乾癬性関節炎は皮膚の病気である乾癬(かんせん)に、腫れと痛みを伴う関節炎を合併した病気です。多くは、血清反応陰性脊椎関節炎(Seronegative Spondyloarthropathy)の末梢型に分類されます。

自己免疫疾患

原因は不明ですが、もともと発症しやすい体質の人(遺伝的因子)に、さまざまな外からの要因(環境因子)が加わって発症すると考えられています。自己の免疫系が自分自身を攻撃する自己免疫疾患と考えられています。遺伝する病気ではありませんが、家族集積性といい、血縁関係の方にこの病気の方がいると、発症しやすいと言われています。

まれな疾患

乾癬は白人で1-2%に発症しますが、日本では0.01~0.1%程度といわれ、厚生労働省の平成20年患者調査では約10万人と推計されています。関節炎を発症するのはこの乾癬の患者さんのうち、1-10%程度であり、乾癬性関節炎はまれな疾患です。

どの年代にも起こり得ますが、20代にピークがあり、若い方に発症することが多いです。男女差はありません。

分類基準(CASPAR)(2006年)

炎症性の関節疾患(関節炎、脊椎炎、もしくは付着部炎)を有する方で、下記の各項目を1点として3点以上の場合に乾癬性関節炎と分類(診断)します。

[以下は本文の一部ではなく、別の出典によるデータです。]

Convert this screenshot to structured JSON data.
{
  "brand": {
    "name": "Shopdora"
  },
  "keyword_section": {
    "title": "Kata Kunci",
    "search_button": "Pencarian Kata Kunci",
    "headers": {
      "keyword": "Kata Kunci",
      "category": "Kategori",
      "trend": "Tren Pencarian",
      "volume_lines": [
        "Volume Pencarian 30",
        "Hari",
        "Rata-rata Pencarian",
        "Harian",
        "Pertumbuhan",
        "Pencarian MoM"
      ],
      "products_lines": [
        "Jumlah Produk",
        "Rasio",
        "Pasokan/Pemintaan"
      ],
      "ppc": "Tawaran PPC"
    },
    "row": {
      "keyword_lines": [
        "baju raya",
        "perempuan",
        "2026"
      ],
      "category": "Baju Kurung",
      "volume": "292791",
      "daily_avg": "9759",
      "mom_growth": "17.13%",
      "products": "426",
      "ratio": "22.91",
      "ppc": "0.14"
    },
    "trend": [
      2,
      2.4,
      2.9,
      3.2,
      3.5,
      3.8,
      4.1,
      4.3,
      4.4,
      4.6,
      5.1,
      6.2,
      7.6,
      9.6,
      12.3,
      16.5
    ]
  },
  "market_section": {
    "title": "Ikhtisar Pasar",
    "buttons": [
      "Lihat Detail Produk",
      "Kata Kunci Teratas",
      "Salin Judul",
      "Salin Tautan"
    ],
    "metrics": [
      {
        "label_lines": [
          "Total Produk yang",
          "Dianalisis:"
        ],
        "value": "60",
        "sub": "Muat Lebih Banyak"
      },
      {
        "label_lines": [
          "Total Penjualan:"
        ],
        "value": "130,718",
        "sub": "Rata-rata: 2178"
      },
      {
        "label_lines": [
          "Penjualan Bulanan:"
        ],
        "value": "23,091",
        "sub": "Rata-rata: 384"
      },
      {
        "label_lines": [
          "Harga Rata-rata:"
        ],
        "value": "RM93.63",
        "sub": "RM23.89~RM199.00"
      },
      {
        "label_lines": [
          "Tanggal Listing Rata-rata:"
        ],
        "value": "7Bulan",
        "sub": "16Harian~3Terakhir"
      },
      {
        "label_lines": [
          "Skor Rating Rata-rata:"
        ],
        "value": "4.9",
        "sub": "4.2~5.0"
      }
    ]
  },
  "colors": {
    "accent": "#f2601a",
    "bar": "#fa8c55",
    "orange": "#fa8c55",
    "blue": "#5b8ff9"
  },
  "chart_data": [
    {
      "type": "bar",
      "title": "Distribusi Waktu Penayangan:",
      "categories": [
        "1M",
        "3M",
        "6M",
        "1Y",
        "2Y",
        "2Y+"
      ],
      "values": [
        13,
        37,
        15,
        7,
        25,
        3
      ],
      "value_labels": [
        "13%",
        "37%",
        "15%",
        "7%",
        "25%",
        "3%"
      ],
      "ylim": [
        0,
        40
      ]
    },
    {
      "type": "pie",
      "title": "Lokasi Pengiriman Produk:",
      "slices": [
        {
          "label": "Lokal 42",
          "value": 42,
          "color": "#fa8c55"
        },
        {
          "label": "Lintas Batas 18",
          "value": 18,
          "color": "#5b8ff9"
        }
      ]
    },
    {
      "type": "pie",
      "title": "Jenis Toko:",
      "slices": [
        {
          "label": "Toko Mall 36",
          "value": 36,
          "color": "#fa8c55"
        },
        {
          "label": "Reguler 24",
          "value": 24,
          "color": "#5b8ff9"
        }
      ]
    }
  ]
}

  • 現在乾癬にかかっている*、または過去に乾癬があった、 または兄弟姉妹や両親、祖父母に乾癬の方がいる
  • 典型的な乾癬の爪病変(爪剥離症、陥凹、過角化)がある
  • リウマトイド因子という血液検査が陰性
  • 指全体が腫れる指炎がある(あった)
  • 手、足のX線検査で特徴的な所見(関節近傍の新骨形成)がある

*現在乾癬にかかっている場合は2点とします。

治療について

現在、メトトレキサート(MTX)を中心に、生物学的製剤など良いお薬が数多く存在していますので、寛解を目指した治療を行っていかれてください!!